SERPONG, GoBanten.com - Klaim pemerintah soal fasilitas publik ramah difabel kembali diuji. Kali ini, trotoar di Jalan Raya Serpong, tepat di depan SMAN 2 dan SMPN 8 Kota Tangerang Selatan (Tangsel), menjadi sasaran kritik tajam publik setelah viral di media sosial.
Pemicunya adalah sebuah video yang memperlihatkan jalur pemandu penyandang disabilitas netra hanya berupa garis cat kuning memanjang di tengah trotoar, tanpa ubin pemandu bertekstur atau guiding block sebagaimana standar aksesibilitas. Video itu diunggah akun Tangsel Info pada Jumat (26/12/2025) dan langsung menuai reaksi keras warganet.
Publik menilai pengecatan tersebut tidak lebih dari sekadar kosmetik. Pasalnya, garis cat sama sekali tidak memiliki fungsi taktil yang dibutuhkan tunanetra untuk bernavigasi secara aman menggunakan tongkat atau telapak kaki.
Ironisnya, sehari setelah video itu ramai diperbincangkan, warna garis kuning di trotoar tersebut justru berubah menjadi abu-abu. Perubahan cepat itu bukan meredam polemik, melainkan menambah tanda tanya: apakah proyek ini memang dirancang serius atau sekadar reaksi atas viralnya kritik publik?
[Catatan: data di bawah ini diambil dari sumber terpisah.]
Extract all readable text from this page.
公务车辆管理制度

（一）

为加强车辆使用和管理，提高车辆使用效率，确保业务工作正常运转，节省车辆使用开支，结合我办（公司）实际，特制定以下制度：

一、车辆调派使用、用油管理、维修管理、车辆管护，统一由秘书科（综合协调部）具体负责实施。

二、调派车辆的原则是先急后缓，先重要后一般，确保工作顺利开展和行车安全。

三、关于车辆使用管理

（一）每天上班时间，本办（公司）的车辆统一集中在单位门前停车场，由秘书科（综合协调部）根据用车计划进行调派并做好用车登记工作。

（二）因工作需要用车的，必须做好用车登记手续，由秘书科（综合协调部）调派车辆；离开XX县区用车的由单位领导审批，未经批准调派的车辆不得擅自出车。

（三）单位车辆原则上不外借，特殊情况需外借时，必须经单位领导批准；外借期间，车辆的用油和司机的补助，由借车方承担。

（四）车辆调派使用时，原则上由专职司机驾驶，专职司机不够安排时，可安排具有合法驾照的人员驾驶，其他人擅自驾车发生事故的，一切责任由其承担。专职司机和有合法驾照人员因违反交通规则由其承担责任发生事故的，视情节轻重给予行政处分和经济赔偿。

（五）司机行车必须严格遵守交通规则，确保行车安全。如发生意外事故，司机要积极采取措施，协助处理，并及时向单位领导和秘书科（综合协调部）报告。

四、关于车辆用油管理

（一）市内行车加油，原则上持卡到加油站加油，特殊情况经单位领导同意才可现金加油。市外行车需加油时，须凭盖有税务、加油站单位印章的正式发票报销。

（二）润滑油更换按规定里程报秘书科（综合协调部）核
Kolom komentar media sosial pun dipenuhi kecaman. Banyak warganet menyebut penerapan jalur difabel itu terkesan asal-asalan dan menunjukkan minimnya empati terhadap kebutuhan penyandang disabilitas. “Kalau cuma dicat, itu jalur buat siapa? Tunanetra mana bisa pakai?” tulis salah satu pengguna media sosial.
Padahal, secara hukum, kewajiban menyediakan fasilitas publik yang ramah disabilitas bukan sekadar imbauan. Undang-Undang Nomor 8 Tahun 2016 tentang Penyandang Disabilitas secara tegas mewajibkan pemerintah daerah menghadirkan aksesibilitas yang aman, layak, dan mudah digunakan bagi semua warga negara, tanpa kecuali.
Menanggapi sorotan tersebut, Kepala Dinas Pekerjaan Umum dan Penataan Ruang (PUPR) Provinsi Banten, Arlan Marzan, akhirnya buka suara. Ia menegaskan bahwa kegiatan di lokasi tersebut bukan pembangunan baru, melainkan hanya pengecatan ulang fasilitas lama. “Pembangunan fasilitas itu dilakukan tahun 2014. Tahun ini kegiatannya hanya pengecatan ulang karena kondisinya sudah kusam dan kurang estetik,” ujar Arlan Marzan.
Ia mengakui bahwa pemasangan guiding block sesuai standar belum dilakukan dan baru akan direncanakan pada tahun anggaran berikutnya. “Untuk pemasangan guiding block akan diprogramkan pada tahun depan,” katanya.
Namun, penjelasan tersebut justru memantik kritik lanjutan. Publik mempertanyakan mengapa aspek estetika didahulukan, sementara fungsi keselamatan dan aksesibilitas bagi difabel kembali ditunda.
Kasus trotoar Jalan Raya Serpong ini menjadi cermin persoalan klasik pembangunan fasilitas publik: indah dipandang, tapi belum tentu berpihak pada semua warga.
Sorotan ini sekaligus menjadi alarm bagi pemerintah agar tidak lagi menjadikan hak penyandang disabilitas sebagai proyek pelengkap, melainkan sebagai prioritas utama dalam setiap perencanaan ruang publik.